Strategy 2: Canary Deployment
# Canary deployment with weighted routing
resource "aws_lb_target_group" "stable" {
name = "app-stable"
port = 80
protocol = "HTTP"
vpc_id = var.vpc_id
}
resource "aws_lb_target_group" "canary" {
name = "app-canary"
port = 80
protocol = "HTTP"
vpc_id = var.vpc_id
}
# Route 90% traffic to stable, 10% to canary
resource "aws_lb_listener_rule" "weighted_routing" {
listener_arn = aws_lb_listener.main.arn
action {
type = "forward"
forward {
target_group {
arn = aws_lb_target_group.stable.arn
weight = 90
}
target_group {
arn = aws_lb_target_group.canary.arn
weight = 10
}
}
}
condition {
path_pattern {
values = ["/*"]
}
}
}
Gradual Rollout:
# Phase 1: 10% canary
terraform apply -var="canary_weight=10"
# Monitor metrics for 1 hour
# Phase 2: 50% canary
terraform apply -var="canary_weight=50"
# Monitor metrics for 30 minutes
# Phase 3: 100% canary (full rollout)
terraform apply -var="canary_weight=100"
Step 6.3: State Locking and Backend Configuration
Why: State locking prevents concurrent modifications that could corrupt infrastructure state, causing data loss or orphaned resources.
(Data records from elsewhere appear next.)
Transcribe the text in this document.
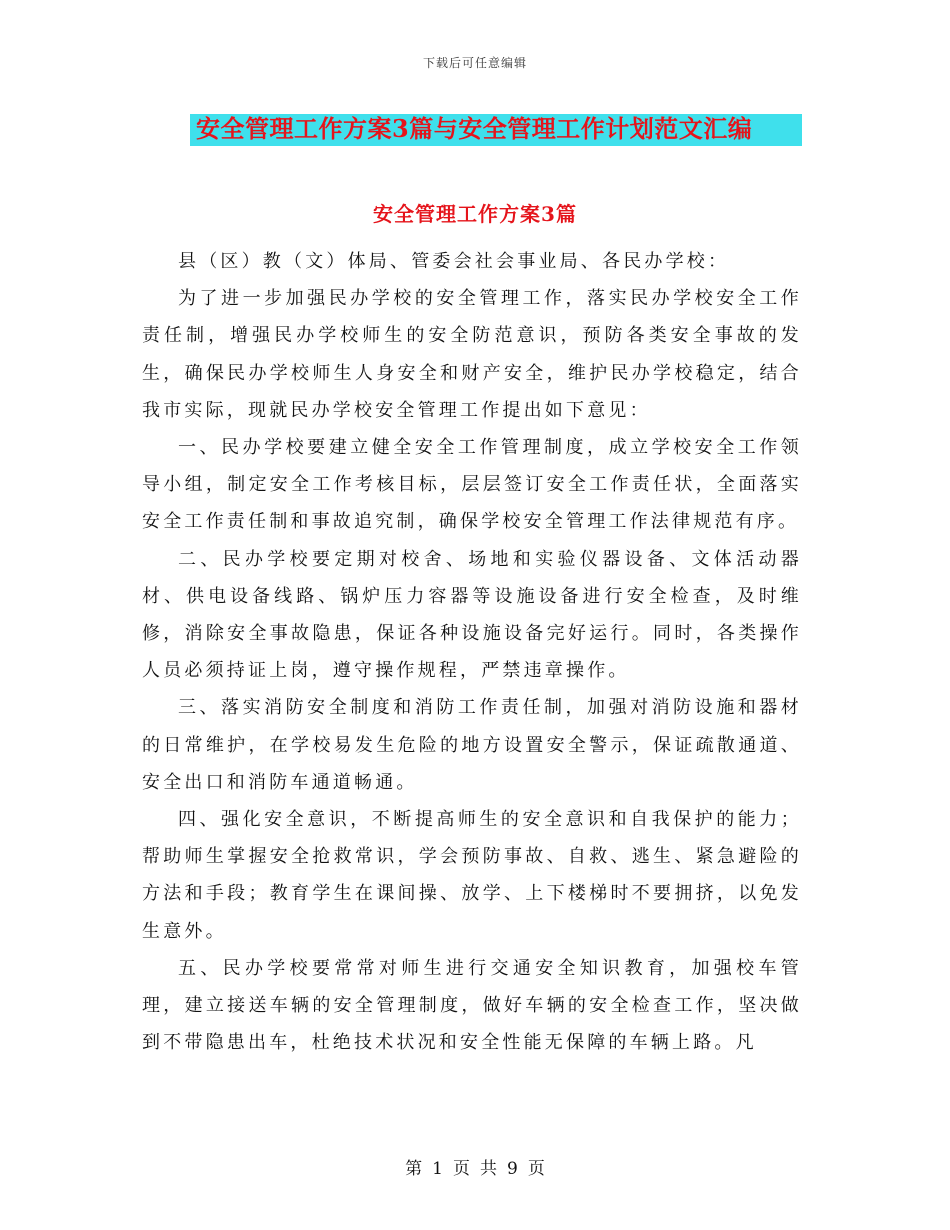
下载后可任意编辑
安全管理工作方案3篇与安全管理工作计划范文汇编
安全管理工作方案3篇

县（区）教（文）体局、管委会社会事业局、各民办学校：

为了进一步加强民办学校的安全管理工作，落实民办学校安全工作责任制，增强民办学校师生的安全防范意识，预防各类安全事故的发生，确保民办学校师生人身安全和财产安全，维护民办学校稳定，结合我市实际，现就民办学校安全管理工作提出如下意见：

一、民办学校要建立健全安全工作管理制度，成立学校安全工作领导小组，制定安全工作考核目标，层层签订安全工作责任状，全面落实安全工作责任制和事故追究制，确保学校安全管理工作法律规范有序。

二、民办学校要定期对校舍、场地和实验仪器设备、文体活动器材、供电设备线路、锅炉压力容器等设施设备进行安全检查，及时维修，消除安全事故隐患，保证各种设施设备完好运行。同时，各类操作人员必须持证上岗，遵守操作规程，严禁违章操作。

三、落实消防安全制度和消防工作责任制，加强对消防设施和器材的日常维护，在学校易发生危险的地方设置安全警示，保证疏散通道、安全出口和消防车通道畅通。

四、强化安全意识，不断提高师生的安全意识和自我保护的能力；帮助师生掌握安全抢救常识，学会预防事故、自救、逃生、紧急避险的方法和手段；教育学生在课间操、放学、上下楼梯时不要拥挤，以免发生意外。

五、民办学校要常常对师生进行交通安全知识教育，加强校车管理，建立接送车辆的安全管理制度，做好车辆的安全检查工作，坚决做到不带隐患出车，杜绝技术状况和安全性能无保障的车辆上路。凡

第 1 页 共 9 页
S3 + DynamoDB Backend (Recommended):
# backend.tf
terraform {
backend "s3" {
bucket = "your-org-terraform-state"
key = "production/infrastructure.tfstate"
region = "us-east-1"
# State locking with DynamoDB
dynamodb_table = "terraform-state-locks"
# Encryption at rest
encrypt = true
kms_key_id = "arn:aws:kms:us-east-1:ACCOUNT:key/KEY-ID"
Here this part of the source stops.